Ce temps, c’est le temps de la symbolisation de la loi par l’enfant. C’est la loi qui devient symbole (intégrable, donc) dans la chaîne symbolique du discours. Et parce que c’est justement une symbolisation, ça témoigne que l’enfant en a reçu la pleine signification.

 

Le fait que la loi ait une signification pour l’enfant, c’est ce qui en fait une valeur structurante, au niveau psychique.

Et cette valeur structurante, elle dépend du repérage précis de la place exacte de l’objet du désir de la mère pour l’enfant.

La fonction paternelle n’est pas opératoire, structurante dans l’Œdipe que dans la mesure où elle permet pour l’enfant de repérer la place exacte du désir de la mère.

 

Dès lors que l’enfant accède à cette signification de la loi, le père ne lui apparait plus comme un objet phallique rival de lui-même. Il s’est introduit une modification extrêmement importante, dans le rapport que l’enfant entretient avec le phallus.

L’enfant n’est plus dans le registre de l’être, il est introduit dans le registre de l’avoir.

 

Si l’enfant se retrouve dans la problématique de l’avoir, ça ne peut se faire que dans la mesure où ce père n’est plus un rival de lui-même auprès de la mère.

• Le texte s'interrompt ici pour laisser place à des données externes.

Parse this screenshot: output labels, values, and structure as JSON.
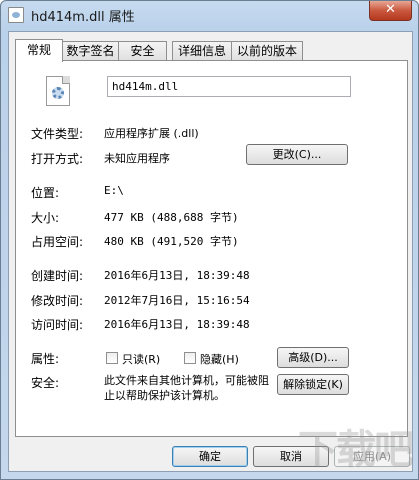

Ce qui s’est modifié, c’est que le père n’est plus du tout le phallus rival que l’enfant croyait qu’il était. Ce père a le phallus. Le père est investi par l’enfant, psychiquement comme étant supposé ayant le phallus. Le fait qu’on le suppose le posséder, ça a une valeur absolument déterminante pour la suite de l’évolution psychique.